The published article contains an earlier version of Fig 6, which does not reflect revisions made during the review process. Please see the correct Fig 6 and its legend here.

Fig 6

Bronchial hyperresponsiveness and goblet cell metaplasia are reduced in OVA-treated p110γ/δ-/- mice.

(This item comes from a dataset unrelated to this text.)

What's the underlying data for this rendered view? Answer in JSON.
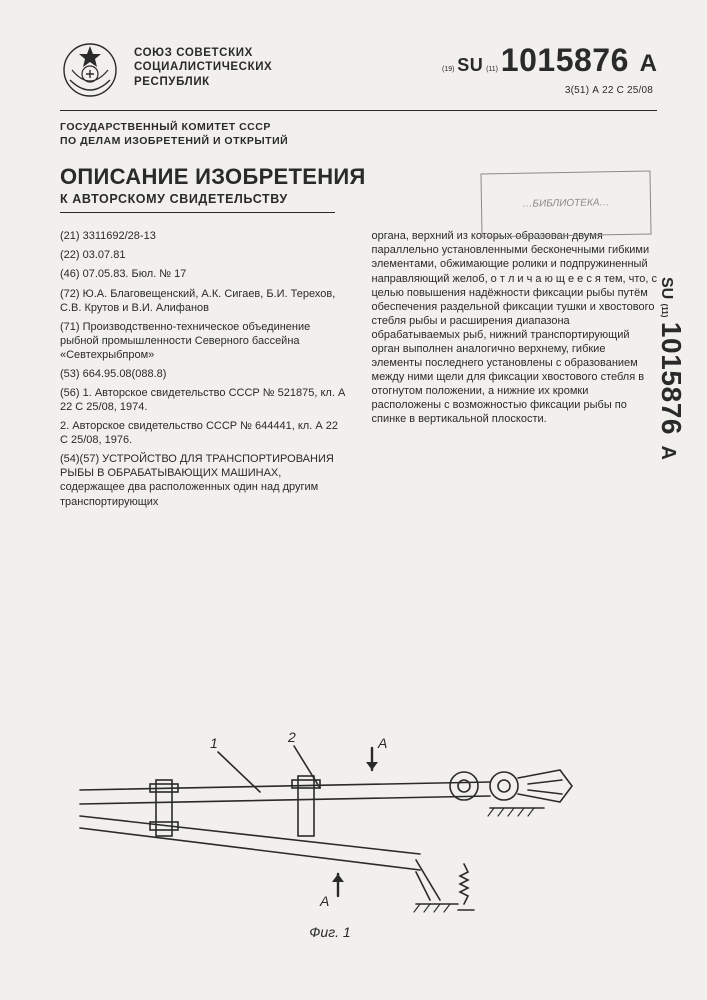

To determine bronchial hyperresponsiveness, lung function analysis was performed using the IPL and changes in airway resistance were measured following systemic application of rising doses of methacholine (MCh). Some values had to be excluded, e.g. when lungs were damaged during the experiments. Changes in airway resistance in (A) PBS-treated (n = 3–10) and (B) OVA-treated (n = 5–7) KO and WT mouse groups. All three WT groups were analyzed and pooled for a clearer graphical presentation. Data in (B) were analysed by Two-way ANOVA followed by Bonferroni’s comparison tests *P < 0.05. (C, D) Mucus production in PBS-treated and in OVA-treated KO and WT mice. To measure mucus production, lungs were collected after IPL and cut into 6 μm thick slices. Sections were stained for carbohydrates using the periodic acid-Schiff (PAS) reaction and counter stained with H&E. Representative lung tissue sections from WT, p110γ-/-, p110δ-/-, and p110γ/δ-/- mice after (C) PBS-treatment and (D) OVA-treatment. Magnification 100x, inserts 630x. (E) PAS+ cells (pink) per basement membrane in mm. Bars express means + SD; Data (n = 3–6 mice) were analysed by One-way ANOVA followed by Tukey’s Multiple Comparison Test; ***P < 0.001.